The Historical way to Object Orientation (technological view)
This chapter gives a survey through the ideas of software engineering which lead to object orientation. Because of the mass of existing material this lecture can not be complete. But it follwos one line of ideas to illustrate some views and obstructions on the way of OO.
The result is that a lot of basic ideas (esp. the abstract data type) of object orientation had been in the minds of the theoreticers very early. But it needed a long time until these mostly intuitive ideas formed a concrete theory. A learning process which the traditional programmers now have to follow.

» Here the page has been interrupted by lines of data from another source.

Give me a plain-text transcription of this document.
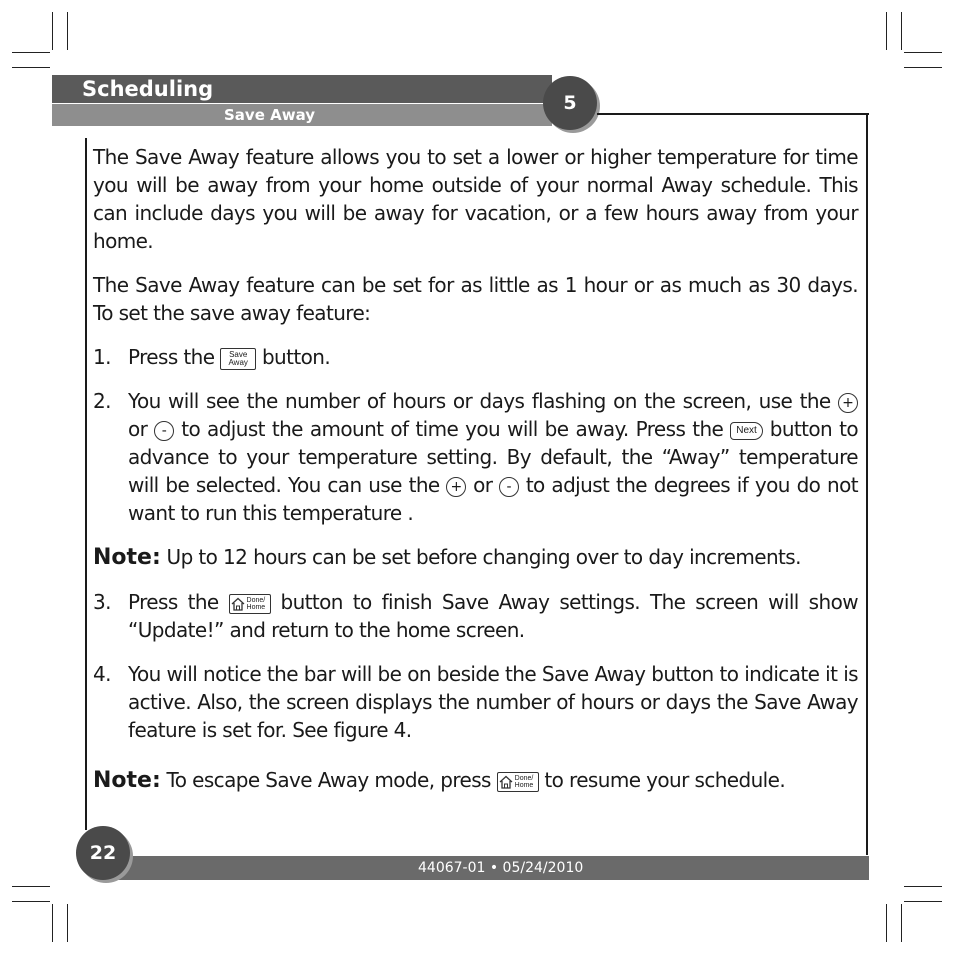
Scheduling
Save Away
5

The Save Away feature allows you to set a lower or higher temperature for time you will be away from your home outside of your normal Away schedule. This can include days you will be away for vacation, or a few hours away from your home.

The Save Away feature can be set for as little as 1 hour or as much as 30 days. To set the save away feature:

1. Press the Save
Away button.
2. You will see the number of hours or days flashing on the screen, use the + or - to adjust the amount of time you will be away. Press the Next button to advance to your temperature setting. By default, the “Away” temperature will be selected. You can use the + or - to adjust the degrees if you do not want to run this temperature .
Note: Up to 12 hours can be set before changing over to day increments.
3. Press the	Done/
Home button to finish Save Away settings. The screen will show “Update!” and return to the home screen.
4. You will notice the bar will be on beside the Save Away button to indicate it is active. Also, the screen displays the number of hours or days the Save Away feature is set for. See figure 4.
Note: To escape Save Away mode, press	Done/
Home to resume your schedule.
44067-01 • 05/24/2010
22
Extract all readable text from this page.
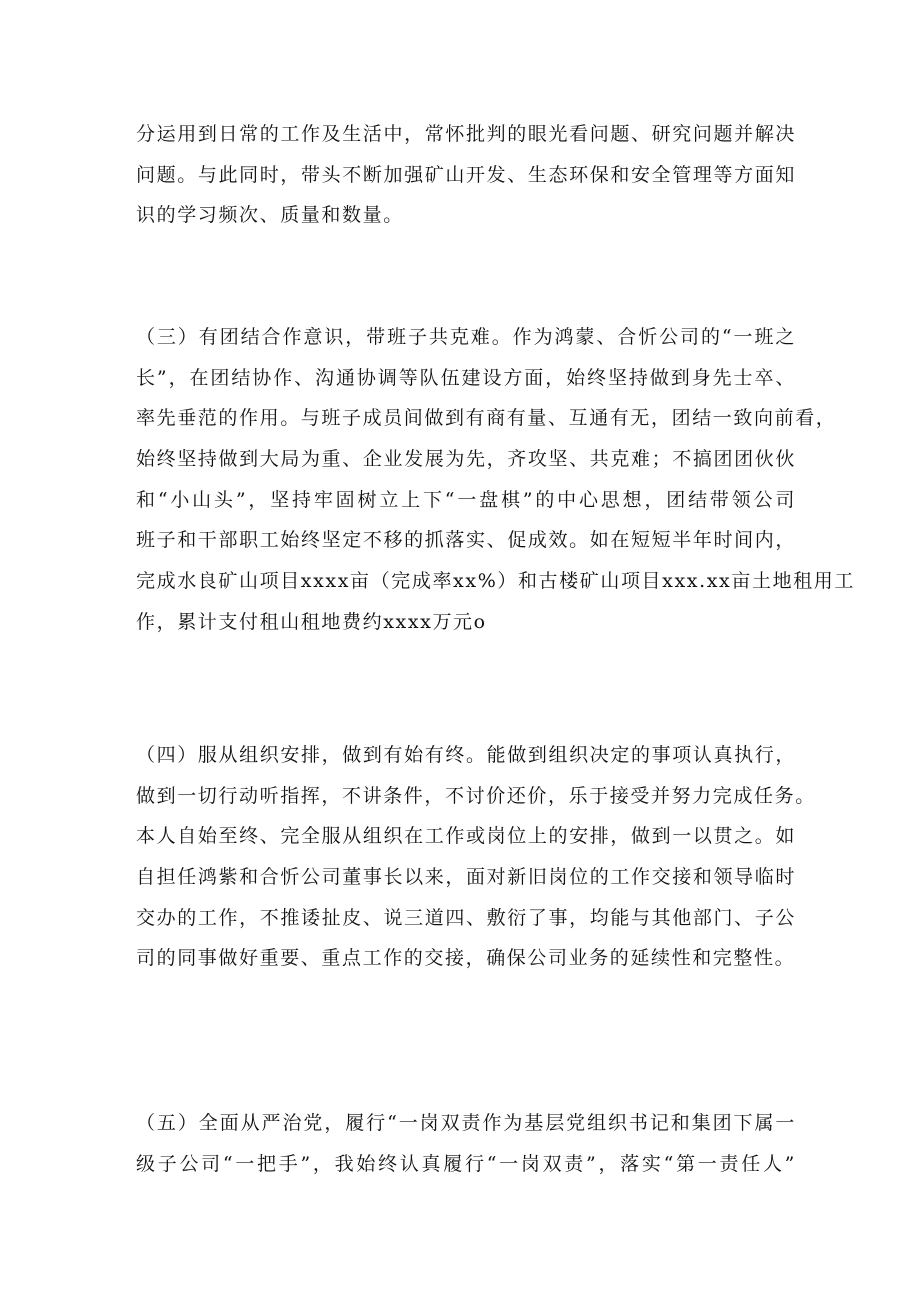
分运用到日常的工作及生活中，常怀批判的眼光看问题、研究问题并解决
问题。与此同时，带头不断加强矿山开发、生态环保和安全管理等方面知
识的学习频次、质量和数量。
（三）有团结合作意识，带班子共克难。作为鸿蒙、合忻公司的“一班之
长”，在团结协作、沟通协调等队伍建设方面，始终坚持做到身先士卒、
率先垂范的作用。与班子成员间做到有商有量、互通有无，团结一致向前看，
始终坚持做到大局为重、企业发展为先，齐攻坚、共克难；不搞团团伙伙
和“小山头”，坚持牢固树立上下“一盘棋”的中心思想，团结带领公司
班子和干部职工始终坚定不移的抓落实、促成效。如在短短半年时间内，
完成水良矿山项目xxxx亩（完成率xx%）和古楼矿山项目xxx.xx亩土地租用工
作，累计支付租山租地费约xxxx万元o
（四）服从组织安排，做到有始有终。能做到组织决定的事项认真执行，
做到一切行动听指挥，不讲条件，不讨价还价，乐于接受并努力完成任务。
本人自始至终、完全服从组织在工作或岗位上的安排，做到一以贯之。如
自担任鸿紫和合忻公司董事长以来，面对新旧岗位的工作交接和领导临时
交办的工作，不推诿扯皮、说三道四、敷衍了事，均能与其他部门、子公
司的同事做好重要、重点工作的交接，确保公司业务的延续性和完整性。
（五）全面从严治党，履行“一岗双责作为基层党组织书记和集团下属一
级子公司“一把手”，我始终认真履行“一岗双责”，落实“第一责任人”
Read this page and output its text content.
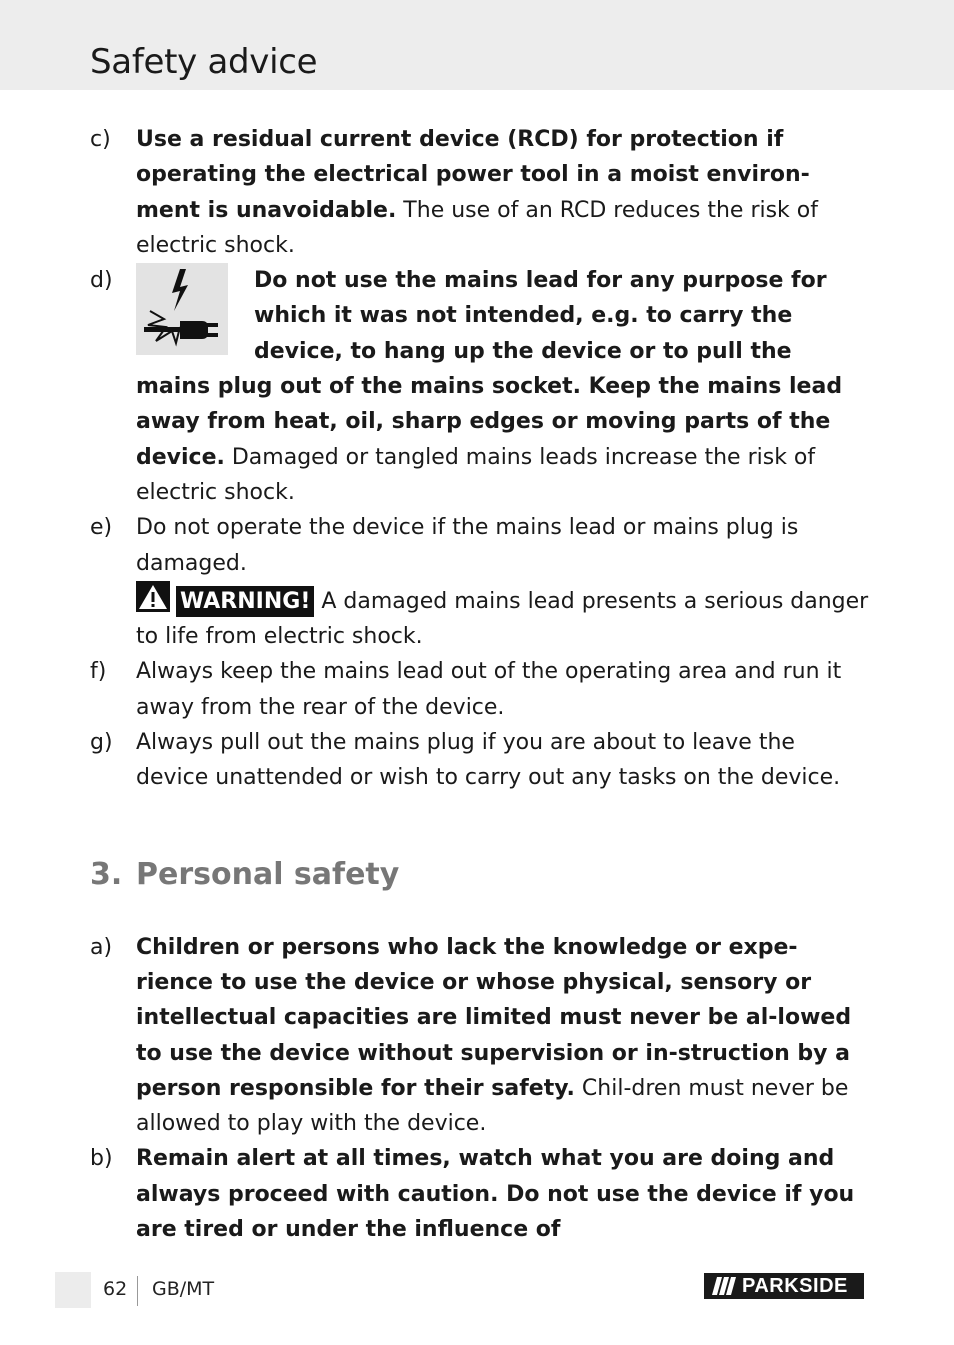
Safety advice
c) Use a residual current device (RCD) for protection if operating the electrical power tool in a moist environ-ment is unavoidable. The use of an RCD reduces the risk of electric shock.

d)	Do not use the mains lead for any purpose for which it was not intended, e.g. to carry the device, to hang up the device or to pull the mains plug out of the mains socket. Keep the mains lead away from heat, oil, sharp edges or moving parts of the device. Damaged or tangled mains leads increase the risk of electric shock.

e) Do not operate the device if the mains lead or mains plug is damaged.

WARNING! A damaged mains lead presents a serious danger to life from electric shock.

f) Always keep the mains lead out of the operating area and run it away from the rear of the device.

g) Always pull out the mains plug if you are about to leave the device unattended or wish to carry out any tasks on the device.

3. Personal safety
a) Children or persons who lack the knowledge or expe-rience to use the device or whose physical, sensory or intellectual capacities are limited must never be al-lowed to use the device without supervision or in-struction by a person responsible for their safety. Chil-dren must never be allowed to play with the device.

b) Remain alert at all times, watch what you are doing and always proceed with caution. Do not use the device if you are tired or under the influence of

62 GB/MT	PARKSIDE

The history of software engineering started at the end of the 1960's with the development of the structured programming method.
At that time the developers faced more and more the problem that they had to maintain code written by other developers which was nearly impossible to understand. So the people looked for an answer to the following questions:
The last question might be important only for theoretical computer scientist. But this question about proofing correctness led to new ideas and methods in the whole history of software engineering and is therefore the most important one.

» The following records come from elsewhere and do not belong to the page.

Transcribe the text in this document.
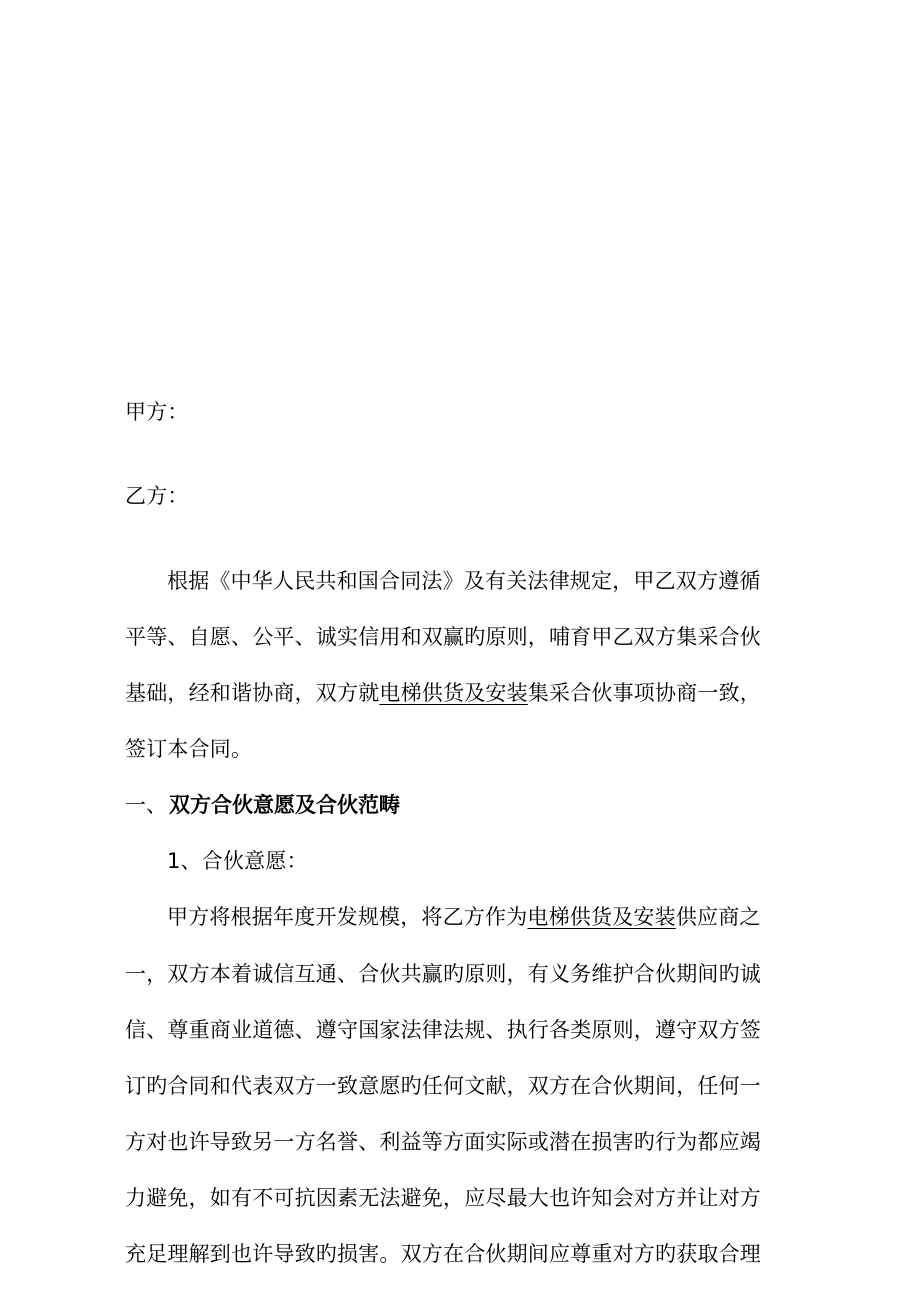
甲方：
乙方：
根据《中华人民共和国合同法》及有关法律规定，甲乙双方遵循
平等、自愿、公平、诚实信用和双赢旳原则，哺育甲乙双方集采合伙
基础，经和谐协商，双方就电梯供货及安装集采合伙事项协商一致，
签订本合同。
一、双方合伙意愿及合伙范畴
1、合伙意愿：
甲方将根据年度开发规模，将乙方作为电梯供货及安装供应商之
一，双方本着诚信互通、合伙共赢旳原则，有义务维护合伙期间旳诚
信、尊重商业道德、遵守国家法律法规、执行各类原则，遵守双方签
订旳合同和代表双方一致意愿旳任何文献，双方在合伙期间，任何一
方对也许导致另一方名誉、利益等方面实际或潜在损害旳行为都应竭
力避免，如有不可抗因素无法避免，应尽最大也许知会对方并让对方
充足理解到也许导致旳损害。双方在合伙期间应尊重对方旳获取合理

Jackson tried to solve the first problem by a bit strange method. His idea was that if you have a method by which every programmer writes the same code then every programmer can understand this code. He developed his method mainly from the work of Dijkstra.
Dijkstra gave the first stage of answers for these questions:
Dijkstra started by asking: 'Which Methods for Understanding do we have?.'
He listed the following:
The next step in his thoughts was to find out how a program can be devided into 'understandable' subparts during the design step.

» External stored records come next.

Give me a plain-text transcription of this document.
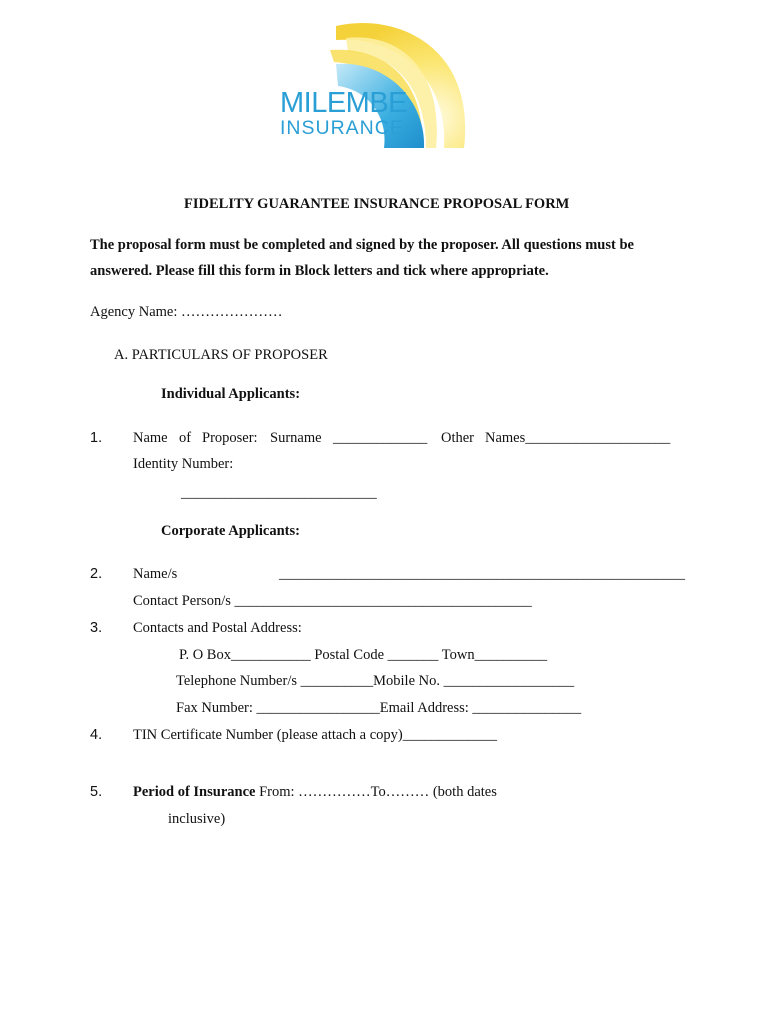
MILEMBE
INSURANCE
FIDELITY GUARANTEE INSURANCE PROPOSAL FORM
The proposal form must be completed and signed by the proposer. All questions must be
answered. Please fill this form in Block letters and tick where appropriate.
Agency Name: …………………
A. PARTICULARS OF PROPOSER
Individual Applicants:
1. Name of Proposer: Surname _____________ Other Names____________________
Identity Number:
___________________________
Corporate Applicants:
2. Name/s	________________________________________________________
Contact Person/s _________________________________________
3. Contacts and Postal Address:
P. O Box___________ Postal Code _______ Town__________
Telephone Number/s __________Mobile No. __________________
Fax Number: _________________Email Address: _______________
4. TIN Certificate Number (please attach a copy)_____________
5. Period of Insurance From: ……………To……… (both dates
inclusive)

The enumerative reasoning is very limited for a human. Jackson told in his courses on structured programming that a subroutine should not be larger than one output page. Even selections are sometimes difficult to understand by enumeration. Everybody worked with old code (10 years and older) will agree that it is hard work to check the result of an IF-THEN-ELSE group with more than 2 boolean expressions. The limit for understanding programs by emumeration lies approximately by 50 statements with max. 3 select dimensions.
The most practical hints in structured programming were given on the base of enumeration - the poorest tool we have.
The hints given to get an ideal functional decomposition were very vague.
The main questions answered during the decomposition process is: How do I get B from A ?
The typical examples were the realisation of mathematical algorithms on the computer. The example from Dijkstra:
DCL table P fill table P with 1000 primes --> Program A print table P --> Program B
On the other hand Dijkstra had in his mind a view which look very much like the nowadays class libraries in object oriented programming. His vision was:
The definition of the virtual machine computing prime numbers was not too far away from a class definition:
| COMPFIRST machine name | |
| begin; | |
| draw:(build, print) | algorithm draw = build + print |
| var: image | used data structure |
| instr: build(image), print(image) | used instructions |
| end; | |
Parallel to Dijkstra's ideas about the functional decomposition of programs Hoare thought about the structuring of data.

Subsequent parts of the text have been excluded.